The Receipt and Receipt chain occupy a position that none of these approaches occupies. They are signed by every party whose authority was required, which makes them non repudiable. They are anchored into independently operated Transparency Logs, which makes them tamper evident at low cost. They are produced inline with the Invocation, which makes them suitable for high volume use. They are structured rather than free text, which makes them machine verifiable. They are designed from the outset to compose with billing, reputation, regulation, and privileged disclosure, which makes them load bearing across the ecosystem rather than a niche tool for a single function.

7. Implementation Experience

The Receipt design described in this whitepaper is operating in production.
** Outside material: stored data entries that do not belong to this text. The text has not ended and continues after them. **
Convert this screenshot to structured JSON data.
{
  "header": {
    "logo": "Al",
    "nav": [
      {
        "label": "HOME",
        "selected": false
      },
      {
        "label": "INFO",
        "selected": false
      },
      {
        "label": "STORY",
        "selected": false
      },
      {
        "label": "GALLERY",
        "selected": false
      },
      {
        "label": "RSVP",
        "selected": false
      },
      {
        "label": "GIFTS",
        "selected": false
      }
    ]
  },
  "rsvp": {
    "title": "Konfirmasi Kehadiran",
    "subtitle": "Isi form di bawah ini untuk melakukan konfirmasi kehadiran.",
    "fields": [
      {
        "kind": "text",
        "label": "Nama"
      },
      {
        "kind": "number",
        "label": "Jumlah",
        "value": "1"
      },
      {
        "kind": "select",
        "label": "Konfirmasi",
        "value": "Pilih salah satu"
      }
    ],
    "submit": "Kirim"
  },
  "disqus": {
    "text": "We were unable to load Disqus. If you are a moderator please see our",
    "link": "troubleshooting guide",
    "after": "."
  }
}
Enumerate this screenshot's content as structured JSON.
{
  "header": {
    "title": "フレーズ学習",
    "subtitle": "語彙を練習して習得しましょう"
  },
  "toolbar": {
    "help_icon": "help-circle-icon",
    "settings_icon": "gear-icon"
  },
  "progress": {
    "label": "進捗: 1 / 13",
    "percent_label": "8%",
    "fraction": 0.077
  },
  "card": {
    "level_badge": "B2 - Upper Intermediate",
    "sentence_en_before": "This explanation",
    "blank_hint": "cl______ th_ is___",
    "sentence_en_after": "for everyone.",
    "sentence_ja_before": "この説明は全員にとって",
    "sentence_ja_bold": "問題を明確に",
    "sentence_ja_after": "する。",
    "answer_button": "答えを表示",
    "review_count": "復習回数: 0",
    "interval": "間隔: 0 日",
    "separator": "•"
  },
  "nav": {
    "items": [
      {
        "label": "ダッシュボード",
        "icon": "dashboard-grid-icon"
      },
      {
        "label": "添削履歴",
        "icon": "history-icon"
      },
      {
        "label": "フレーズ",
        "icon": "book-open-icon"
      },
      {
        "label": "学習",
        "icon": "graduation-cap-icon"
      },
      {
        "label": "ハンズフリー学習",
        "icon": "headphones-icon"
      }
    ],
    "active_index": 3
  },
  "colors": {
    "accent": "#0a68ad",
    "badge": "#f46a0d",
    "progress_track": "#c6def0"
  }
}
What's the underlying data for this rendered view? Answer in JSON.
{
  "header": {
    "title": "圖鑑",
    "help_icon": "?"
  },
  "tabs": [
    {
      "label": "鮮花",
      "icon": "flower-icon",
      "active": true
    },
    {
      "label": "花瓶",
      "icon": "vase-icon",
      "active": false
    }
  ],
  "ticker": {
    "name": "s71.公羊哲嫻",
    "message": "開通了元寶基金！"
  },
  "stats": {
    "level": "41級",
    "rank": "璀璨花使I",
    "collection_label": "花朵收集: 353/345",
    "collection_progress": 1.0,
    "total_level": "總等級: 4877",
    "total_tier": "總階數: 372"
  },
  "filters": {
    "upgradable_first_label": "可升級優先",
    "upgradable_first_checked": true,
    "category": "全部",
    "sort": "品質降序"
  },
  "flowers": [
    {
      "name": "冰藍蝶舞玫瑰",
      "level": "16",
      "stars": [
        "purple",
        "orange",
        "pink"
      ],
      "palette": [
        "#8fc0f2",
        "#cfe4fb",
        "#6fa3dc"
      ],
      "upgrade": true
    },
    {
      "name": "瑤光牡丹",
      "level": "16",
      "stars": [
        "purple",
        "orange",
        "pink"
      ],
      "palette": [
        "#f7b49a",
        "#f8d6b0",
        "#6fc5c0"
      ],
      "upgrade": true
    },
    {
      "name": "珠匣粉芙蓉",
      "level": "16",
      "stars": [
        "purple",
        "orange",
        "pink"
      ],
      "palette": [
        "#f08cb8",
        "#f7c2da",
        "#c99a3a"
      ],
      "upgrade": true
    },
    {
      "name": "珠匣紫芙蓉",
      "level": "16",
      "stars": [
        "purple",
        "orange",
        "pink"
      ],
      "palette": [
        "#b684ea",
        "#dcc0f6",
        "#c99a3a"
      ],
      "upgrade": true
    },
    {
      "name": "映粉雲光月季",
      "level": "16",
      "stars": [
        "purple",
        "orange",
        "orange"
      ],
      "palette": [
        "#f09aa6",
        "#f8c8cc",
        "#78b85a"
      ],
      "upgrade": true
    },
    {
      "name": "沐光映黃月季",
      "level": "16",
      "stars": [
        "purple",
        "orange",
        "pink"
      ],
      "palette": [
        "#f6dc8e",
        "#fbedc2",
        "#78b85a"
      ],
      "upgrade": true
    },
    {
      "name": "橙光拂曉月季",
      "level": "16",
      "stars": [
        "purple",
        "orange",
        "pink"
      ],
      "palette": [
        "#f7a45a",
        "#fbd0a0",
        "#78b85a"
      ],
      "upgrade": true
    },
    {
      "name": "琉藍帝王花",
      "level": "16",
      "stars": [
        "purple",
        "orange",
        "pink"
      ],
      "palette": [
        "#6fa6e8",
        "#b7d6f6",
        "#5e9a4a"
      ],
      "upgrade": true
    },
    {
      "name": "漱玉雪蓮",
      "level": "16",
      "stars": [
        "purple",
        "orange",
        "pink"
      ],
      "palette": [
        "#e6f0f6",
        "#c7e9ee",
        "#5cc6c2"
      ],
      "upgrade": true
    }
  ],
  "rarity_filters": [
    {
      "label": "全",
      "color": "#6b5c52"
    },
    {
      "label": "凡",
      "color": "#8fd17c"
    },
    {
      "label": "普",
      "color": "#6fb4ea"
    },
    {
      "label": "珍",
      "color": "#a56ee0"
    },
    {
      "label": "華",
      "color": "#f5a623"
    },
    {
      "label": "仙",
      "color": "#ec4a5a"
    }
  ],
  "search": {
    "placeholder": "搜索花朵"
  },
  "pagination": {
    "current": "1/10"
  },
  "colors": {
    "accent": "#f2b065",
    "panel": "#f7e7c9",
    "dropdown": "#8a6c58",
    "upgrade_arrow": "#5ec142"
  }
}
The reference server in reference/server of the OAP specification repository implements the full Receipt schema, the per Principal hash chain, and the Transparency Log anchoring path. The conformance test suite in test-suite/behavior verifies that any reference target produces valid Receipts and that the chain hashes correctly link to the previous Receipt. The AssistNet platform uses Receipts in production for the entire Agent to Agent message bus. Implementation experience confirms that the storage cost of the Receipt chain is negligible at typical Agent volumes, that the verification cost is dominated by signature verification and is in the low milliseconds per Receipt, and that the Transparency Log anchoring cost is bounded by the periodicity of the log, which is configurable.

8. Conclusion

The unit of trust in the Agent Economy is not the operator, not the platform, and not the auditor. The unit of trust is the cryptographically signed Receipt and the chain that links Receipts into a verifiable history. This shift is comparable in scope to the shift from physical receipts to electronic billing, and it is comparable in necessity to the shift from unauthenticated email to authenticated email after the rise of phishing. The Open Agent Protocol provides the normative artifacts and the reference implementations that make the shift possible, and the conformance test suite provides the evidence that the implementations are honest. The result is an accountability substrate that operates at machine speed, that survives the failure or absence of any single party, and that produces evidence which holds up in commercial dispute, in regulatory inspection, and in court.

References

OAP-CORE-1.0. The Open Agent Protocol Core Specification, version 1.0.

RFC 0001: Coordination Sessions. Defines the session abstraction whose lifecycle events produce Receipts.

RFC 0004: Sub Agent Delegation. Defines the delegation tree whose cost attribution is anchored in the Receipt chain.

RFC 0009: Reputation and Performance Records. Defines the Performance Record format that cites Receipts as evidence.

RFC 0011: Sybil Resistance and Sub Agent Anti Abuse. Defines the identity binding that gives Receipt signatures their non-repudiation property.

RFC 0014: Commerce Primitives, A Generalized Commercial Layer. Defines the Settlement Receipt that the anti-invoice property depends on.

RFC 0016: User Sovereignty Charter. Defines the export and erasure rights that the Receipt chain operationalizes.

RFC 0019: Conformance Testing and Implementability. Defines the conformance test suite that exercises Receipt production.

Related whitepapers: Verifiable Conformance, Confidentiality and Compliance Context, The Economics of the Agent Economy, The Safety and Policy Stack.

Sigstore Project. Rekor Transparency Log Specification.

W3C Decentralized Identifiers (DIDs) v1.0. World Wide Web Consortium, 2022.

W3C Verifiable Credentials Data Model v2.0. World Wide Web Consortium, 2025.